15. Tentang Sesuatu

429 44 7
                                    

🤫🤫 Ada yang baru nih xixixi... Btw partnya panjang ya readers sekalian ;))

📜Be enjoy guyss📜
====================================

Tap ... Tap ... Tap ....

Langkahnya menapak tangga menuju lantai satu. Gerakannya tak cepat, juga tak lambat. Sebisa mungkin, Ice menahan hatinya untuk tergesa menuju dapur. Kedua tangannya menyangga sebuah nampan yang membawa mangkok kosong beserta kedua garpu bekas buah mereka.

Kedua matanya lekat menatap anak tangga, takut kalau ia tak berhati-hati lalu terjatuh.
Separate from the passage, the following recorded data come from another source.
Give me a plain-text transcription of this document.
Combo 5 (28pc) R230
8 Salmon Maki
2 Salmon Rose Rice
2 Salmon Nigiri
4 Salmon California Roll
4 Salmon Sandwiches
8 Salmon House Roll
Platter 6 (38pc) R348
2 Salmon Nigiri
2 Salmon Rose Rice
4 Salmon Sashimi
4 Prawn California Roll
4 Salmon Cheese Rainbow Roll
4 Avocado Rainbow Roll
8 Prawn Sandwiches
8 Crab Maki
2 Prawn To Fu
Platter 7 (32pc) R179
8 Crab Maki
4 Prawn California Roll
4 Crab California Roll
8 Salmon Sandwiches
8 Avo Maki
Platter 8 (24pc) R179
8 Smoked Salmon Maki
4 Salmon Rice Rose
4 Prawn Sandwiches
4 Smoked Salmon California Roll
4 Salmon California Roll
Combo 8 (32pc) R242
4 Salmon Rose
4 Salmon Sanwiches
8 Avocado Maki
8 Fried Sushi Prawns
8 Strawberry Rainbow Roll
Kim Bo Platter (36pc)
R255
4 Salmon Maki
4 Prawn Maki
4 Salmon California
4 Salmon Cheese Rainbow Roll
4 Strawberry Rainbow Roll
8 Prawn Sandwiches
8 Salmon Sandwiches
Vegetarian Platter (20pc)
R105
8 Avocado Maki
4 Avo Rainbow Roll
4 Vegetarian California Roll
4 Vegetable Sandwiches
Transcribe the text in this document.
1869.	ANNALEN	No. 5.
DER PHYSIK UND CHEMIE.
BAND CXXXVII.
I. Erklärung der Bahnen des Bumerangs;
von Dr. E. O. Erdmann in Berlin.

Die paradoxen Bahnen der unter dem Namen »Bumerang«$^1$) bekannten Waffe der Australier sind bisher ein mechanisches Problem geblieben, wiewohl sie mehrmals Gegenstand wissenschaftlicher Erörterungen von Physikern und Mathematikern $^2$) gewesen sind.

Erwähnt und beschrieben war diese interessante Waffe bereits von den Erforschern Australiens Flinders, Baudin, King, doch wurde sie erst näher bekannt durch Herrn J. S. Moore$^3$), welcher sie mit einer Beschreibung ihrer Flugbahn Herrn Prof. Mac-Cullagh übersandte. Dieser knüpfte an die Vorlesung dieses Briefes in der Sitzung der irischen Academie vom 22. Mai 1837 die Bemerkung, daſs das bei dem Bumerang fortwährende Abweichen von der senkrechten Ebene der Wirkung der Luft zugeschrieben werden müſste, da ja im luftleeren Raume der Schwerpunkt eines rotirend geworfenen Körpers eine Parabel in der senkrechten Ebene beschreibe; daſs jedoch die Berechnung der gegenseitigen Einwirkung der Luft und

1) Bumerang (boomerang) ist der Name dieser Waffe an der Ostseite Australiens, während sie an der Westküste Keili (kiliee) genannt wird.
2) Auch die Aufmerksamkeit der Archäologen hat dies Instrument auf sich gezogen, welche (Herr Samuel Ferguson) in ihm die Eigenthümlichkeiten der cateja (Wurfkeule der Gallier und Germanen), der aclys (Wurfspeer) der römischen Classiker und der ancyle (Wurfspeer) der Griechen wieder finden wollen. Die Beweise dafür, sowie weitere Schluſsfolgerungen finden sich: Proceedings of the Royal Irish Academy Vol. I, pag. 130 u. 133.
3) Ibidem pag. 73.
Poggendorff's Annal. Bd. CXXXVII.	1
Sementara itu, Blaze mengikutinya dari belakang. Langkahnya disamakan dengan langkah Ice, meski raut wajahnya menunjukkan rasa penasaran yang hampir diluapkan. Namun, memandang kalau mereka belum berada di ruangan yang lebih tertutup, untuk meninggalkan keduanya saja, Blaze pun menutup mulut—enggan memaksa Ice untuk bicara padanya.

.
.

Sesampainya di dapur, Ice lantas meletakkan nampan sekaligus mangkok dan dua garpu itu ke dalam wastafel yang rupanya sudah kosong. Mengingat ia tak mau menyusahkan Blaze lagi untuk mencuci semua piring, ia memilih untuk mencuci nya sendiri seraya mendengarkan Blaze.

“Jadi, katakan. Kenapa mengungkit hal yang sama lagi, Ice? Kamu pun tahu kalau Gempa punya trauma sendiri tentang masa itu.“ Beruntung rumah hari ini lumayan sepi, apalagi dapur dan ruang makan. Jadi, ia bisa bicara sedikit keras pada Ice.

Blaze bicara dengan nada yang kesal. Dahinya mengerut lantaran bertanya-tanya alasan dibalik rasa nekat Ice itu.

“Aku tidak sengaja, Blaze. Aku tidak bermaksud untuk membuatnya kembali mengingat tentang kejadian itu lagi,“ jawabnya seraya mengoles sabun di mangkok kosong itu. Nada bicaranya terdengar gusar. Ice menyesal mengucap kejadian itu lagi pada Gempa yang masih menyimpan dengan rapi rantaian peristiwa mereka di masa lalu.

Blaze memijat pelipis dahinya mendengar kesecorobohan Ice yang hampir membuat kekacauan di antara mereka kembali muncul. Beruntungnya saat itu ia bisa menenangkan Gempa sehingga kejadian lama tak terulang lagi.

“Aku minta maaf. Aku tidak bermaksud untuk membuatnya mengingat lagi, Blaze. Aku ... aku hanya mengatakan apa yang ingin aku katakan padanya saat itu, tidak ada yang lain,“ ucap si mata biru itu lagi. Laki-laki berpostur tinggi itu masih mencuci peralatan makannya yang sudah kotor.

“Memang apa yang kamu katakan pada Gempa? Kamu bilang apa padanya sampai dia menangis seperti itu, huh?“ Blaze menatapnya tajam. Dia memeluk diri seraya menatap kesal pada Ice, lantaran mengatakan hal yang mengundang rasa cemas dalam dirinya terhadap Gempa untuk kesekian kali.

Ice diam sebentar. Dia menggigit bibirnya karena ragu untuk mengatakannya pada Blaze. Ia tahu kalau saja ia mengatakan yang sebenarnya, Blaze juga akan marah padanya. Namun, Ice tak bisa menahannya lebih lama lagi atau Blaze menjadi lebih marah dari yang sekarang padanya.

Mangkok, kedua garpu, dan nampan itu telah selesai ia cuci, lalu meletakkannya kembali ke tempat sebelumnya di dalam rak piring.

Blaze masih menunggu. “Kamu bilang apa padanya, Ice?“ celetuknya lagi.

Ice perlahan membalik badan pada Blaze yang berdiri di samping meja dapur.

Dengar perasaan ragu, dia perlahan menjawabnya. “Aku ... Aku bilang padanya kalau saja Halilintar melakukan hal buruk padanya, dia bisa mengatakannya padaku dan membiarkan aku yang menghadapi Halilintar.“

“Bohong. Bukan itu.“ Dengan cepat Blaze membalasnya. Suaranya datar, tapi terkesan tajam di telinga Ice.

Ice menunduk lagi. Ia berusaha tenang, namun nyatanya tak bisa karena merasa terpojok.